On Friday night, when many of the people I knew were celebrating Valentine’s Day with dinner at a favorite restaurant or some other kind of night on the town, My Darling B and I had pizza delivered and wolfed the whole thing down while we watched House Of Cards, because nothing says romance like a drama whose central character is a monomaniacal politician bent on destroying the lives of pretty much everyone in Washington because he wasn’t selected to become the attorney general by the milquetoast president he helped get elected.

I was yawning even as I wrote that sentence, but it’s a really, really gripping story, as good any of the political intrigues Shakespeare came up with. I can’t believe I just said that, either. But just when I think the plot can’t get any more convoluted or evil, Frank Underwood, the central character, finds out he has to screw over several more people who stand in his way to total political dominance, then he comes up with a new and completely unexpected way to screw them.
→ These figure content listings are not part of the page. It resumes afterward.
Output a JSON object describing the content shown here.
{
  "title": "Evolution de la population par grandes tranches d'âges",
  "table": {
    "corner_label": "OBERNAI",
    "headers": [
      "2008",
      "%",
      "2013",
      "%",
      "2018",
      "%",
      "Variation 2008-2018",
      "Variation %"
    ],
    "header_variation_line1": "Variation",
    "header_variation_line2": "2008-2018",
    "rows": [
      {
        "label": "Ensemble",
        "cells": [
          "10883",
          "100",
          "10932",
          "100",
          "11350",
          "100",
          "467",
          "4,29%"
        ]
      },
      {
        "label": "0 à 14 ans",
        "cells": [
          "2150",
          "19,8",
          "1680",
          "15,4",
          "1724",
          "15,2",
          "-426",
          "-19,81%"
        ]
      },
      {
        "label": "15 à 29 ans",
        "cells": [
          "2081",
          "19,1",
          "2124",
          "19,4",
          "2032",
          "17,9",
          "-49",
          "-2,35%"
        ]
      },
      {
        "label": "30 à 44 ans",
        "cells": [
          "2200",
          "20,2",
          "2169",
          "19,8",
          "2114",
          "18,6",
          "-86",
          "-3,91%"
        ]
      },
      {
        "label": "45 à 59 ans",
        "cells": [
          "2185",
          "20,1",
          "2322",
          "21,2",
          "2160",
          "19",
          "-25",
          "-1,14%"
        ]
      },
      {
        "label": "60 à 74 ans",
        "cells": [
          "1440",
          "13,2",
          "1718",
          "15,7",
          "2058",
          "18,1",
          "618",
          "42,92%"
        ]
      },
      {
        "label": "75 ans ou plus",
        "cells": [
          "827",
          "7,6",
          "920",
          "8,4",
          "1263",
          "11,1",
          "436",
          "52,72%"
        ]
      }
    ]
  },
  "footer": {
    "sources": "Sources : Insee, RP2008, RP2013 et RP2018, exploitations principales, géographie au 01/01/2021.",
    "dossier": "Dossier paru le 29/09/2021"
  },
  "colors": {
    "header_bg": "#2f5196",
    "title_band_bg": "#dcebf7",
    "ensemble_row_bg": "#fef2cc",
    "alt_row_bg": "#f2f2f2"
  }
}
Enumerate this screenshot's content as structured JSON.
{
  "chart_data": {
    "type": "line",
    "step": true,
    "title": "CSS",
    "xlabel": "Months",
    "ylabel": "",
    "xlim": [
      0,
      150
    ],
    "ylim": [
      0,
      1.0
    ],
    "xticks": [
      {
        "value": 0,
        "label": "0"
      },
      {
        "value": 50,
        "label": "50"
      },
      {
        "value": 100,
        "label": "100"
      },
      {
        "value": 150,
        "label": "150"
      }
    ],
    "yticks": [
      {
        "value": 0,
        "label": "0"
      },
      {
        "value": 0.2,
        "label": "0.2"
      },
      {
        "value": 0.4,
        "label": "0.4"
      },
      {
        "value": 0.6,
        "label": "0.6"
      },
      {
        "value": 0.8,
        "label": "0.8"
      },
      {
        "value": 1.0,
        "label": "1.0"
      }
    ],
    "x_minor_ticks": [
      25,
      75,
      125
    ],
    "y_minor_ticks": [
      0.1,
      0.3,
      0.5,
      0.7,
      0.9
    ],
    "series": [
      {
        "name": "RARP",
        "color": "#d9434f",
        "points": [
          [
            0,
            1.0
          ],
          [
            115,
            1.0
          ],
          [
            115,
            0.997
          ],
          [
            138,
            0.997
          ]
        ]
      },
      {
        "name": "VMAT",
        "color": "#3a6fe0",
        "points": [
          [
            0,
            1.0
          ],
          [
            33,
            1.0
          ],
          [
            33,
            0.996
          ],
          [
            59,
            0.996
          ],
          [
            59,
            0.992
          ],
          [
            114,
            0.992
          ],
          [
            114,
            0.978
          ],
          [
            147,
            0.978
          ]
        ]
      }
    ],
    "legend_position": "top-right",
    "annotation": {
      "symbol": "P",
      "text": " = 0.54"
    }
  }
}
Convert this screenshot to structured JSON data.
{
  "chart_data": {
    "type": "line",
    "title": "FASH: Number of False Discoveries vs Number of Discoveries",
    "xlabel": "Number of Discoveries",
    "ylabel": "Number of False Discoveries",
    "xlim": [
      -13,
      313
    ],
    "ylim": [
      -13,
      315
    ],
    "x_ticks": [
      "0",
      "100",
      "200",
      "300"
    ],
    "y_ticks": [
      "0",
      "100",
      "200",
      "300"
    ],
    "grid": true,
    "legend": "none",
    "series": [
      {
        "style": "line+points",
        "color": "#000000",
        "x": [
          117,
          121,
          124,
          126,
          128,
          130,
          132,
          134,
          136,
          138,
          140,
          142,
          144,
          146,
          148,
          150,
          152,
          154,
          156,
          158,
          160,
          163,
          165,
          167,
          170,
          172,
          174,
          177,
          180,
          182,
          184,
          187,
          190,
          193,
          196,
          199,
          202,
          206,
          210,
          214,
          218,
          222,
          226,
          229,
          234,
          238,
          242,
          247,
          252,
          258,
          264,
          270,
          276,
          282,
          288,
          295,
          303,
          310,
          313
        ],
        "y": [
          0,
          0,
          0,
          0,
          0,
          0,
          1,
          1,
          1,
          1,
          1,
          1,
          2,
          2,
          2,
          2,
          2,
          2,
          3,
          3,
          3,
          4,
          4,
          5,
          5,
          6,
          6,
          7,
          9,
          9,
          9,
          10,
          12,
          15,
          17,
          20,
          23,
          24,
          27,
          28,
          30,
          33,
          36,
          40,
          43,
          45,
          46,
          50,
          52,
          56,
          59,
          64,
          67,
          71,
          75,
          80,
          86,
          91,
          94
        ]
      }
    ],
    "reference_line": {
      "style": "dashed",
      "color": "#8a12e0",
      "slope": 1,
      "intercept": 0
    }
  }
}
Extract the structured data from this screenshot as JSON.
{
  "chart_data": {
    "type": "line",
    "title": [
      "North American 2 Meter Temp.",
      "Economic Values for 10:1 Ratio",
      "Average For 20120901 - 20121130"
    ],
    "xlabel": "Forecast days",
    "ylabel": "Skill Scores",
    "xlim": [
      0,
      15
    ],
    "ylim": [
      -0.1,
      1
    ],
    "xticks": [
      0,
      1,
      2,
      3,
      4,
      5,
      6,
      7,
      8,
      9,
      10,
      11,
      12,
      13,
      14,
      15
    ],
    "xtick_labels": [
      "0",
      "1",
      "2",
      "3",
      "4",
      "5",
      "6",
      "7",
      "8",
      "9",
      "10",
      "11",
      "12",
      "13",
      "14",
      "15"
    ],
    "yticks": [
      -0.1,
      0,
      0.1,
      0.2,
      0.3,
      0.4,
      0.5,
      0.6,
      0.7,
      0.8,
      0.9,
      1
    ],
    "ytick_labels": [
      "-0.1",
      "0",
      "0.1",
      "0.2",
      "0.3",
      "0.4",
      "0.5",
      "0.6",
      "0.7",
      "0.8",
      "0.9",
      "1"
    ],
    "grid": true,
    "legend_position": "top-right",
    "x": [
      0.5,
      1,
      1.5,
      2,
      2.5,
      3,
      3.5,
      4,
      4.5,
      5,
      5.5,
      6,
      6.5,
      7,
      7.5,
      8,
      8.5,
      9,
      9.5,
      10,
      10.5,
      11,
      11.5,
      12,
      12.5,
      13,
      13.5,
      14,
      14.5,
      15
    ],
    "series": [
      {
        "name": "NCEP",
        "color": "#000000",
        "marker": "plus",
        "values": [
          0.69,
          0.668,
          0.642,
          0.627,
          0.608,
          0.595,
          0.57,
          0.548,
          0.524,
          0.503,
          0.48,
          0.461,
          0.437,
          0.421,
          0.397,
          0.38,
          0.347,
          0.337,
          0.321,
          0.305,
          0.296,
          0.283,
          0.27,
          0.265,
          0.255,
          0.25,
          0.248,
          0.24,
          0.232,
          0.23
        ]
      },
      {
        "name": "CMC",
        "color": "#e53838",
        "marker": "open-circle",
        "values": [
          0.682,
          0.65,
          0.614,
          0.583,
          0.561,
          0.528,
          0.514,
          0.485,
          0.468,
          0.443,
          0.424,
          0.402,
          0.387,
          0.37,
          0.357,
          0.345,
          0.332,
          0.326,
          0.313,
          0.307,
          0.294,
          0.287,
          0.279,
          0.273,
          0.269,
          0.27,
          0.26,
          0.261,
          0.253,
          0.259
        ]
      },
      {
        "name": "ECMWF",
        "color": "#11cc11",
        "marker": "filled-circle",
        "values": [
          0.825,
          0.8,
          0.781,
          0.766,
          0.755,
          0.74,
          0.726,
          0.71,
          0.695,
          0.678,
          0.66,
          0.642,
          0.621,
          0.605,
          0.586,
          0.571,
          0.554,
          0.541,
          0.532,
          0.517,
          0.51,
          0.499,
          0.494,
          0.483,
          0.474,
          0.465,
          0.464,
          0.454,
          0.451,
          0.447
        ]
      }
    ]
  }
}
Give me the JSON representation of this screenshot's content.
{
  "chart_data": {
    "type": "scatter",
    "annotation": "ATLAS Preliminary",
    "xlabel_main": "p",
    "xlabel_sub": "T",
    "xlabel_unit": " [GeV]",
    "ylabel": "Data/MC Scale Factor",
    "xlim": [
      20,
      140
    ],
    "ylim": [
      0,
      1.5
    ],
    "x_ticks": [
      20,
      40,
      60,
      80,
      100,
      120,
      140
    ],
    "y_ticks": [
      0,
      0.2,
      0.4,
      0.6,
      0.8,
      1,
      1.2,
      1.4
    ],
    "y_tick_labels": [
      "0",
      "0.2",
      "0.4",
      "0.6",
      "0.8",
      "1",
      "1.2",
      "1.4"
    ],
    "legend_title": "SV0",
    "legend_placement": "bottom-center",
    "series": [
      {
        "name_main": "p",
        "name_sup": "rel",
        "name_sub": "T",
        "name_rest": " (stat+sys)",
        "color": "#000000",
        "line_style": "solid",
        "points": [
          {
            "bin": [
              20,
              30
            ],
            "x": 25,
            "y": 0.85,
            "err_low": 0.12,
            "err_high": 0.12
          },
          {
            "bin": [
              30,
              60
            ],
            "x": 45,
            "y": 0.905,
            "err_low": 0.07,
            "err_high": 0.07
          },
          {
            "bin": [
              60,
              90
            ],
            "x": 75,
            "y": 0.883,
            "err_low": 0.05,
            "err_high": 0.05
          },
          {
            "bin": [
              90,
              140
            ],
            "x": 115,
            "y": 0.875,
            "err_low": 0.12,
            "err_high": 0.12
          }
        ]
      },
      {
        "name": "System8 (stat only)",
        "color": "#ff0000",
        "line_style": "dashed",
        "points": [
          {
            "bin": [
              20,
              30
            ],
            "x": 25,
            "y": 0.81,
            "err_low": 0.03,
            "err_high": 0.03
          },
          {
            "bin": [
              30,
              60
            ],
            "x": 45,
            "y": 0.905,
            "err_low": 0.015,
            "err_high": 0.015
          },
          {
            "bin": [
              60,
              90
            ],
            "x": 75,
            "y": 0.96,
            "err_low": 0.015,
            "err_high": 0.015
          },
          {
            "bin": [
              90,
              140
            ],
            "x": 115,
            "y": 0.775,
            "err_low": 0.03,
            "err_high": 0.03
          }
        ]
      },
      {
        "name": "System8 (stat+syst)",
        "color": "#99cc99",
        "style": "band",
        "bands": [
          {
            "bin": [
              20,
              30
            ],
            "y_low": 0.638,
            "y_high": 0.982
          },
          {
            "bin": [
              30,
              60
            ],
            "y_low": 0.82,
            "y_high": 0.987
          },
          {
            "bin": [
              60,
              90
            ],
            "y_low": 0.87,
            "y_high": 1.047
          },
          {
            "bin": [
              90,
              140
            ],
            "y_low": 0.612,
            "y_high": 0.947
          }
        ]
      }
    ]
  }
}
And in the crossover episodes from the end of the first season and the start of the second, Underwood crossed the line from being scheming, malicious, self-centered and amoral to being nothing less than a truly evil monster, which is too bad as far as the series is concerned because it means that, like Walter White, Underwood will have to get caught in his own tangled web eventually. He’s clever, but people in the show are starting to wake up to the fact that he doesn’t want his share of the power, he wants it all, and the number of people who have seen what he’ll do to get it is growing. Underwood and his minion, Stamper (no, really), were able to keep the witnesses quiet when there were just a few, but their numbers are becoming unmanageable.

Underwood will be unhorsed eventually, maybe this season, maybe the next. We viewers have even been treated to a foreshadowing of his fall already, but until his enemy hits him in the back of his head with a rock, the second season promises to be a pretty wild ride.